A couple of years later, Mahal, who had started playing on the folk circuit himself, encountered a guitarist with a great feel for blues.

“I said, ‘Well, where the heck did you learn how to play like that?’” Mahal remembers. “And he said, ‘Well, you know, I took some lessons from this guy out in California named Ry. I said, ‘Do you think that guy might like to be in a band?’ And he said, ‘Well, he’s only 17 years old.’ I said, ‘Are you kidding me?’ And I said, ‘I guess I have to go to California.’”

And he did. When they connected, a love for Terry and McGhee was one of their bonds. Cooder, too, had seen the duo play a few times by then, the first coming when they played at the opening night of the Ash Grove, a Hollywood club that would become the center of the California folk and blues scene.

“My mother took me down there,” Cooder says. “I was 13 or so. I sat there and watched them. My gosh! It was something to see the whole thing come to life. You know, it was a tremendous impression when you’re young like that.”

And when they’re not-so-young. (Cooder just turned 75 and Mahal will be 80 in May.) They first chatted about teaming for a project after Cooder joined Mahal at the 2014 Americana Music Honors & Awards at Nashville’s Ryman Auditorium on Blind Willie McTell’s “Statesboro Blues,” a staple in the Rising Sons repertoire and a standout on Mahal’s 1968 album. That latter version, which featured Jesse Ed Davis on electric slide guitar, is reputedly the recording on which the Allman Brothers’ rendition was modeled.

When Cooder suggested an album honoring Terry and McGhee, Mahal was, well, on board. “Those guys are foundational titans,” Mahal says. “Here’s a guitarist and harmonica player that spanned 40 years, at least.”

But these musicians are also largely forgotten, which adds a sense of mission to this project, to rekindle interest in the guys whose recordings and concerts meant so much to them.
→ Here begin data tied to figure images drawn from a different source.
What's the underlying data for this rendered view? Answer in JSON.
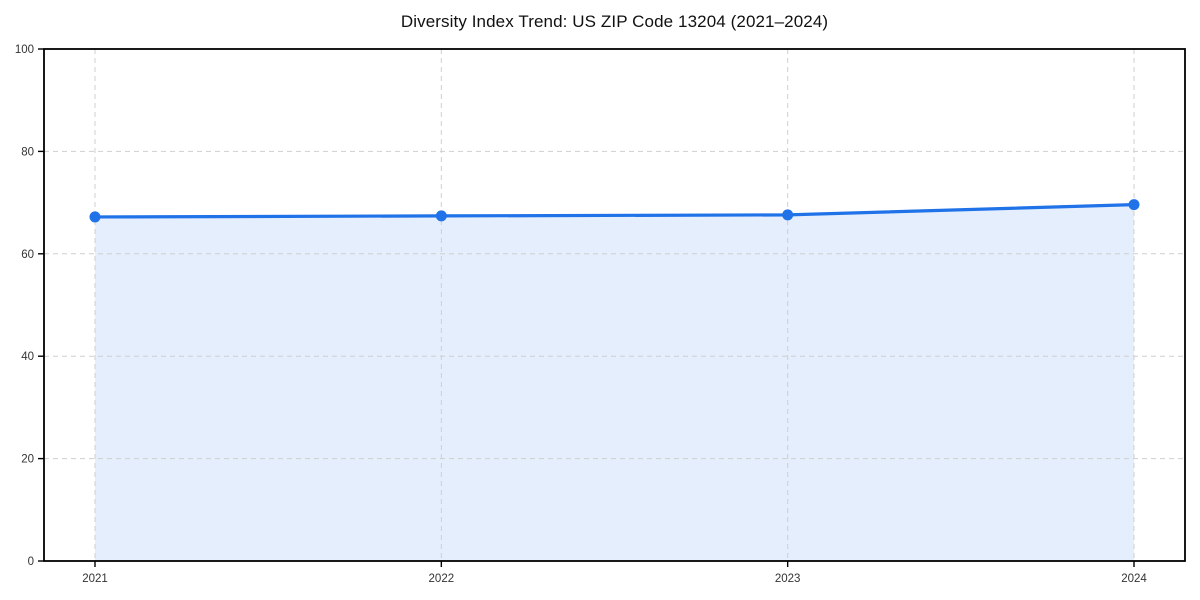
{
  "page": {
    "background": "#ffffff"
  },
  "chart_data": {
    "type": "area",
    "title": "Diversity Index Trend: US ZIP Code 13204 (2021–2024)",
    "categories": [
      "2021",
      "2022",
      "2023",
      "2024"
    ],
    "series": [
      {
        "name": "Diversity Index",
        "values": [
          67.2,
          67.4,
          67.6,
          69.6
        ]
      }
    ],
    "xlabel": "",
    "ylabel": "",
    "ylim": [
      0,
      100
    ],
    "yticks": [
      0,
      20,
      40,
      60,
      80,
      100
    ],
    "grid": "dashed both axes",
    "legend": "none",
    "marker": "circle",
    "colors": {
      "line": "#1f72e8",
      "marker": "#1f72e8",
      "fill": "rgba(31,114,232,0.12)",
      "grid": "#cfcfcf",
      "axis": "#000000",
      "tick_label": "#333333",
      "title": "#111111",
      "background": "#ffffff"
    }
  }
}
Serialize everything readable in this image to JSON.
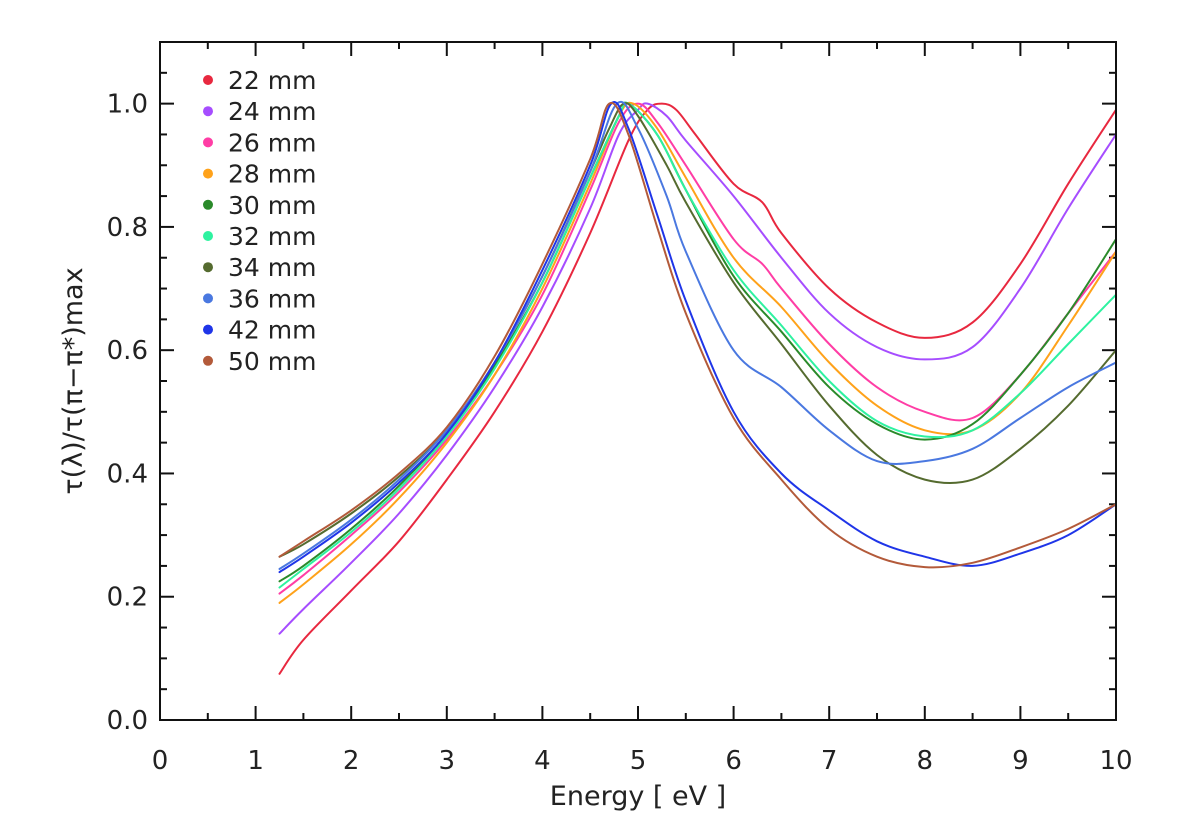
{
  "chart_data": {
    "type": "line",
    "xlabel": "Energy [ eV ]",
    "ylabel": "τ(λ)/τ(π−π*)max",
    "xlim": [
      0,
      10
    ],
    "ylim": [
      0,
      1.1
    ],
    "xticks": [
      "0",
      "1",
      "2",
      "3",
      "4",
      "5",
      "6",
      "7",
      "8",
      "9",
      "10"
    ],
    "yticks": [
      "0.0",
      "0.2",
      "0.4",
      "0.6",
      "0.8",
      "1.0"
    ],
    "ytick_values": [
      0,
      0.2,
      0.4,
      0.6,
      0.8,
      1.0
    ],
    "grid": false,
    "legend_position": "top-left",
    "series": [
      {
        "name": "22 mm",
        "color": "#e8283f",
        "x": [
          1.25,
          1.5,
          2.0,
          2.5,
          3.0,
          3.5,
          4.0,
          4.5,
          4.9,
          5.1,
          5.25,
          5.4,
          5.6,
          6.0,
          6.3,
          6.5,
          7.0,
          7.5,
          8.0,
          8.5,
          9.0,
          9.5,
          10.0
        ],
        "y": [
          0.075,
          0.13,
          0.21,
          0.29,
          0.39,
          0.5,
          0.63,
          0.79,
          0.94,
          0.99,
          1.0,
          0.99,
          0.95,
          0.87,
          0.84,
          0.79,
          0.7,
          0.645,
          0.62,
          0.645,
          0.74,
          0.87,
          0.99
        ]
      },
      {
        "name": "24 mm",
        "color": "#a64dff",
        "x": [
          1.25,
          1.5,
          2.0,
          2.5,
          3.0,
          3.5,
          4.0,
          4.5,
          4.8,
          5.0,
          5.1,
          5.3,
          5.5,
          6.0,
          6.5,
          7.0,
          7.5,
          8.0,
          8.5,
          9.0,
          9.5,
          10.0
        ],
        "y": [
          0.14,
          0.18,
          0.255,
          0.335,
          0.43,
          0.54,
          0.67,
          0.83,
          0.95,
          0.99,
          1.0,
          0.98,
          0.94,
          0.85,
          0.75,
          0.66,
          0.605,
          0.585,
          0.605,
          0.7,
          0.83,
          0.95
        ]
      },
      {
        "name": "26 mm",
        "color": "#ff3da5",
        "x": [
          1.25,
          1.5,
          2.0,
          2.5,
          3.0,
          3.5,
          4.0,
          4.5,
          4.8,
          5.0,
          5.2,
          5.5,
          6.0,
          6.3,
          6.5,
          7.0,
          7.5,
          8.0,
          8.5,
          9.0,
          9.5,
          10.0
        ],
        "y": [
          0.205,
          0.235,
          0.3,
          0.37,
          0.455,
          0.56,
          0.69,
          0.86,
          0.97,
          1.0,
          0.97,
          0.9,
          0.78,
          0.74,
          0.7,
          0.61,
          0.54,
          0.5,
          0.49,
          0.56,
          0.66,
          0.76
        ]
      },
      {
        "name": "28 mm",
        "color": "#ffa21a",
        "x": [
          1.25,
          1.5,
          2.0,
          2.5,
          3.0,
          3.5,
          4.0,
          4.5,
          4.8,
          4.95,
          5.2,
          5.5,
          6.0,
          6.5,
          7.0,
          7.5,
          8.0,
          8.5,
          9.0,
          9.5,
          10.0
        ],
        "y": [
          0.19,
          0.22,
          0.285,
          0.36,
          0.45,
          0.56,
          0.7,
          0.87,
          0.98,
          1.0,
          0.96,
          0.88,
          0.75,
          0.67,
          0.58,
          0.51,
          0.47,
          0.47,
          0.53,
          0.64,
          0.76
        ]
      },
      {
        "name": "30 mm",
        "color": "#2a8a2a",
        "x": [
          1.25,
          1.5,
          2.0,
          2.5,
          3.0,
          3.5,
          4.0,
          4.5,
          4.8,
          4.9,
          5.2,
          5.5,
          6.0,
          6.5,
          7.0,
          7.5,
          8.0,
          8.5,
          9.0,
          9.5,
          10.0
        ],
        "y": [
          0.225,
          0.25,
          0.31,
          0.38,
          0.465,
          0.575,
          0.71,
          0.88,
          0.98,
          1.0,
          0.95,
          0.86,
          0.72,
          0.63,
          0.54,
          0.48,
          0.455,
          0.48,
          0.56,
          0.66,
          0.78
        ]
      },
      {
        "name": "32 mm",
        "color": "#2ef2a0",
        "x": [
          1.25,
          1.5,
          2.0,
          2.5,
          3.0,
          3.5,
          4.0,
          4.5,
          4.8,
          4.9,
          5.2,
          5.5,
          6.0,
          6.5,
          7.0,
          7.5,
          8.0,
          8.5,
          9.0,
          9.5,
          10.0
        ],
        "y": [
          0.215,
          0.245,
          0.305,
          0.375,
          0.46,
          0.57,
          0.71,
          0.88,
          0.98,
          1.0,
          0.95,
          0.86,
          0.73,
          0.64,
          0.55,
          0.485,
          0.46,
          0.47,
          0.53,
          0.61,
          0.69
        ]
      },
      {
        "name": "34 mm",
        "color": "#556b2f",
        "x": [
          1.25,
          1.5,
          2.0,
          2.5,
          3.0,
          3.5,
          4.0,
          4.5,
          4.7,
          4.85,
          5.0,
          5.3,
          5.5,
          6.0,
          6.5,
          7.0,
          7.5,
          8.0,
          8.5,
          9.0,
          9.5,
          10.0
        ],
        "y": [
          0.265,
          0.285,
          0.335,
          0.395,
          0.47,
          0.58,
          0.72,
          0.89,
          0.96,
          1.0,
          0.98,
          0.9,
          0.84,
          0.71,
          0.61,
          0.51,
          0.43,
          0.39,
          0.39,
          0.44,
          0.51,
          0.6
        ]
      },
      {
        "name": "36 mm",
        "color": "#4a78e0",
        "x": [
          1.25,
          1.5,
          2.0,
          2.5,
          3.0,
          3.5,
          4.0,
          4.5,
          4.78,
          5.0,
          5.3,
          5.5,
          6.0,
          6.5,
          7.0,
          7.5,
          8.0,
          8.5,
          9.0,
          9.5,
          10.0
        ],
        "y": [
          0.245,
          0.27,
          0.325,
          0.39,
          0.47,
          0.58,
          0.72,
          0.89,
          1.0,
          0.96,
          0.85,
          0.76,
          0.6,
          0.54,
          0.47,
          0.42,
          0.42,
          0.44,
          0.49,
          0.54,
          0.58
        ]
      },
      {
        "name": "42 mm",
        "color": "#1f35e8",
        "x": [
          1.25,
          1.5,
          2.0,
          2.5,
          3.0,
          3.5,
          4.0,
          4.5,
          4.72,
          4.9,
          5.2,
          5.5,
          6.0,
          6.5,
          7.0,
          7.5,
          8.0,
          8.5,
          9.0,
          9.5,
          10.0
        ],
        "y": [
          0.24,
          0.265,
          0.32,
          0.385,
          0.465,
          0.58,
          0.73,
          0.9,
          1.0,
          0.96,
          0.82,
          0.68,
          0.5,
          0.4,
          0.34,
          0.29,
          0.265,
          0.25,
          0.27,
          0.3,
          0.35
        ]
      },
      {
        "name": "50 mm",
        "color": "#b35a3a",
        "x": [
          1.25,
          1.5,
          2.0,
          2.5,
          3.0,
          3.5,
          4.0,
          4.5,
          4.7,
          4.9,
          5.2,
          5.5,
          6.0,
          6.5,
          7.0,
          7.5,
          8.0,
          8.5,
          9.0,
          9.5,
          10.0
        ],
        "y": [
          0.265,
          0.29,
          0.34,
          0.4,
          0.475,
          0.59,
          0.74,
          0.91,
          1.0,
          0.95,
          0.8,
          0.66,
          0.49,
          0.39,
          0.31,
          0.265,
          0.248,
          0.255,
          0.28,
          0.31,
          0.35
        ]
      }
    ]
  }
}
“If you stood on a corner and did an exit poll and talked to a million people, none of them would know who they are,” Cooder says. “They’ve been completely overlooked. I don’t know anybody that’s ever heard of them or remembers who the hell they were, except for musicians who have made it a point to keep certain things in mind. It’s like bluegrass. If you keep Bill Monroe or Reno & Smiley in mind, it’s that kind of thing. That’s how you live, and that’s how you evoke things, this memory that you have of these records.”